E io ascoltavo trattenendo il respiro. Pensai al mortale che avevo terrorizzato al Cairo, al lontano disastro sul palcoscenico del teatro di Renaud. A parte quei due umilianti incidenti, ero passato come invisibile attraverso il mondo per dieci anni; e costoro, questi contadini vestiti di scuro, accorrevano per assistere al passaggio della nave e sapevano cos’era Marius. O almeno sapevano qualcosa. Non pronunciavano la parola greca che significa vampiro, una delle poche che comprendevo.

Ci lasciammo indietro le spiagge. Le scogliere si chiudevano tutto intorno. La nave avanzava con i remi sopra l’acqua. Le alte pareti attenuavano la luce del cielo.

Dopo pochi momenti vidi una grande baia argentea che si apriva davanti a noi, e una muraglia di roccia proprio di fronte, mentre pendii più dolci cingevano l’acqua da entrambi i lati. La parete era così alta e ripida che alla sommità non riuscivo a scorgere nulla.

I rematori ridussero la velocità quando ci avvicinammo. Il vascello si girò lentamente. Mentre andavamo alla deriva verso la rupe, vidi la sagoma indistinta di una vecchia banchina di pietra, coperta di muschio. Gli uomini avevano alzato i remi verso il cielo.

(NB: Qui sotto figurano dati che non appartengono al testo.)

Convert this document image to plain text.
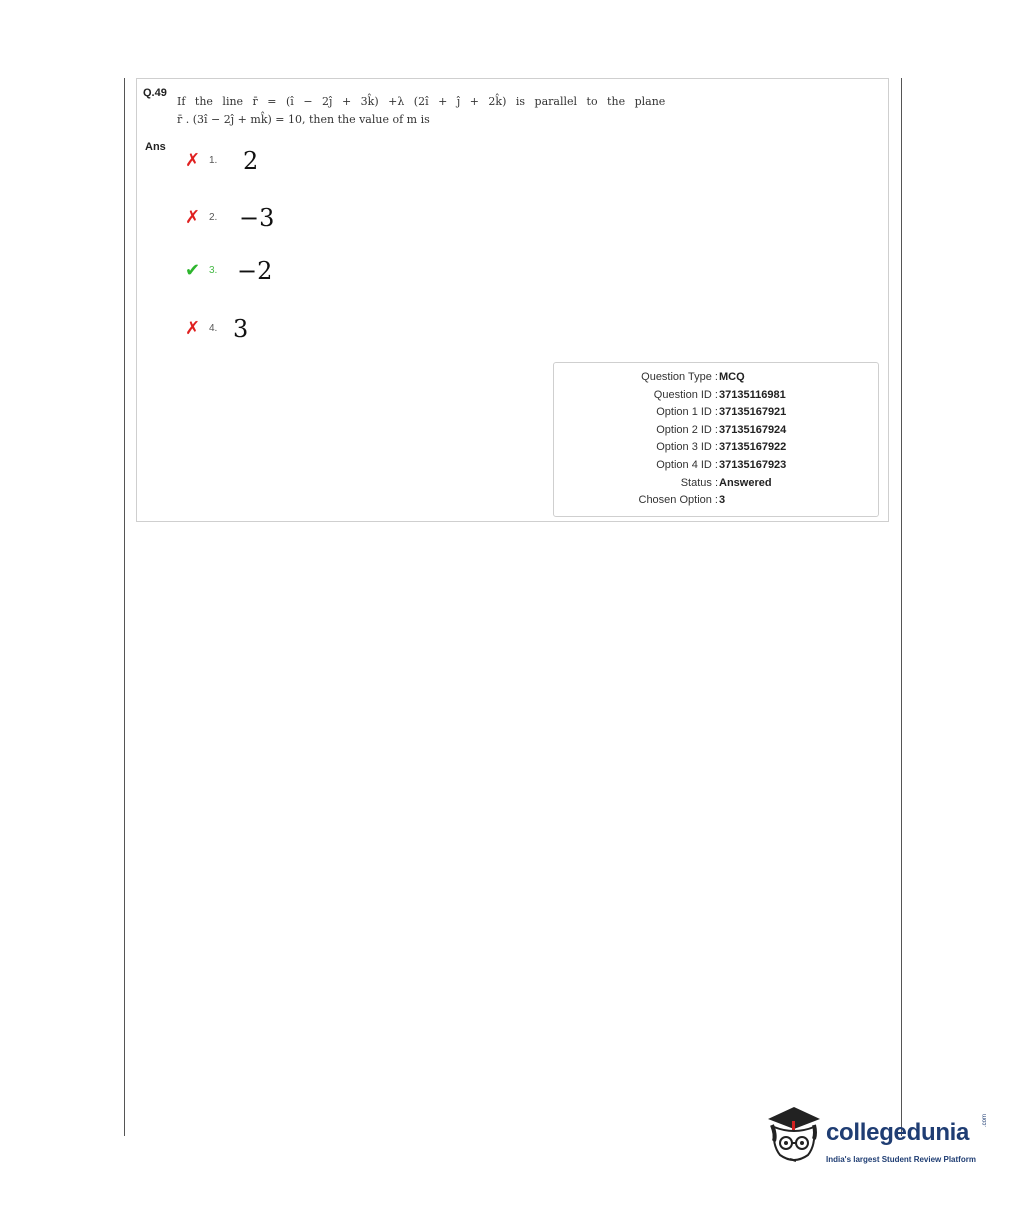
Q.49
If the line r̄ = (î − 2ĵ + 3k̂) +λ (2î + ĵ + 2k̂) is parallel to the plane
r̄ . (3î − 2ĵ + mk̂) = 10, then the value of m is
Ans
✗ 1. 2
✗ 2. −3
✔ 3. −2
✗ 4. 3
Question Type : MCQ
Question ID : 37135116981
Option 1 ID : 37135167921
Option 2 ID : 37135167924
Option 3 ID : 37135167922
Option 4 ID : 37135167923
Status : Answered
Chosen Option : 3
collegedunia .com
India's largest Student Review Platform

Marius era immobile come sempre, e la sua mano esercitava una pressione gentile sulla mia, mentre l’altra indicava la banchina e la rupe che si ergeva come la notte. Le nostre lanterne proiettavano il chiarore sulla roccia bagnata.

Quando fummo a non più di cinque o sei piedi dalla banchina, pericolosamente vicini per una nave di quelle dimensioni e di quel peso, sentii che ci eravamo fermati.

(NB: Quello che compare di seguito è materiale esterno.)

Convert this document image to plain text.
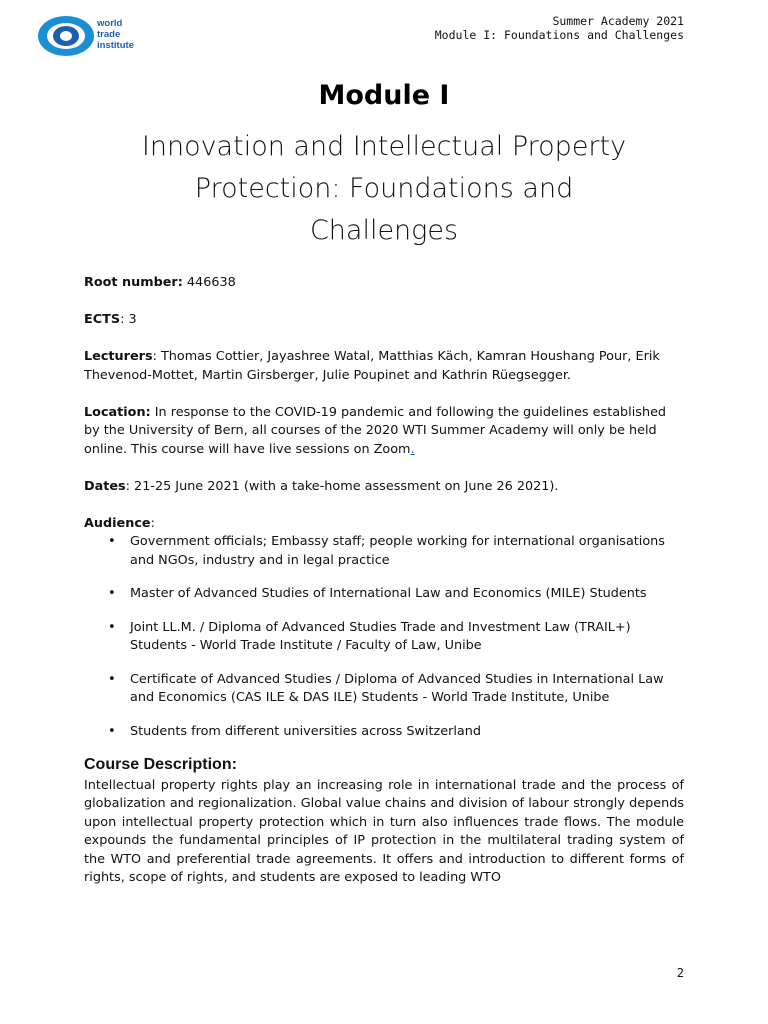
world
trade
institute
Summer Academy 2021
Module I: Foundations and Challenges
Module I
Innovation and Intellectual Property
Protection: Foundations and
Challenges

Root number: 446638

ECTS: 3

Lecturers: Thomas Cottier, Jayashree Watal, Matthias Käch, Kamran Houshang Pour, Erik Thevenod-Mottet, Martin Girsberger, Julie Poupinet and Kathrin Rüegsegger.

Location: In response to the COVID-19 pandemic and following the guidelines established by the University of Bern, all courses of the 2020 WTI Summer Academy will only be held online. This course will have live sessions on Zoom.

Dates: 21-25 June 2021 (with a take-home assessment on June 26 2021).

Audience:
• Government officials; Embassy staff; people working for international organisations and NGOs, industry and in legal practice
• Master of Advanced Studies of International Law and Economics (MILE) Students
• Joint LL.M. / Diploma of Advanced Studies Trade and Investment Law (TRAIL+) Students - World Trade Institute / Faculty of Law, Unibe
• Certificate of Advanced Studies / Diploma of Advanced Studies in International Law and Economics (CAS ILE & DAS ILE) Students - World Trade Institute, Unibe
• Students from different universities across Switzerland
Course Description:

Intellectual property rights play an increasing role in international trade and the process of globalization and regionalization. Global value chains and division of labour strongly depends upon intellectual property protection which in turn also influences trade flows. The module expounds the fundamental principles of IP protection in the multilateral trading system of the WTO and preferential trade agreements. It offers and introduction to different forms of rights, scope of rights, and students are exposed to leading WTO

2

Tenendomi per mano, Marius attraversò il ponte e salì fino alla fiancata della nave. Un servitore dai capelli scuri si avvicinò e gli mise un sacco nella mano. Insieme, Marius e io scavalcammo d’un balzo l’acqua e atterrammo sulla banchina di pietra, superando agevolmente la distanza senza il minimo rumore.

Mi voltai e vidi la nave ondeggiare leggermente. I remi vennero abbassati di nuovo e, dopo pochi secondi, il vascello puntò verso le luci distanti di un paesetto dall’altra parte della baia.

Marius e io eravamo soli nell’oscurità. E quando la nave divenne un puntolino scuro sulle acque scintillanti, egli indicò una stretta gradinata scolpita nella roccia.

«Precedimi, Lestat», disse.

Era piacevole salire. Era piacevole muoversi così svelto, seguire i gradini rozzi e tornanti, e sentire il vento diventare più forte, e vedere l’acqua sempre più distante e immobile, come se il moto delle onde si fosse arrestato.

Marius era a pochi passi da me. Ancora una volta sentivo e udivo il palpito del potere. Era come una vibrazione nelle mie ossa.

Gli scalini sparivano a metà del dirupo; cominciai a seguire un sentiero che non era abbastanza largo per una capra di montagna. Ogni tanto i macigni o gli affioramenti di pietra formavano un margine tra noi e il precipizio, ma quasi sempre il sentiero era l’unica sporgenza sulla parete, e mentre continuavamo a salire avevo sempre più paura di guardare giù.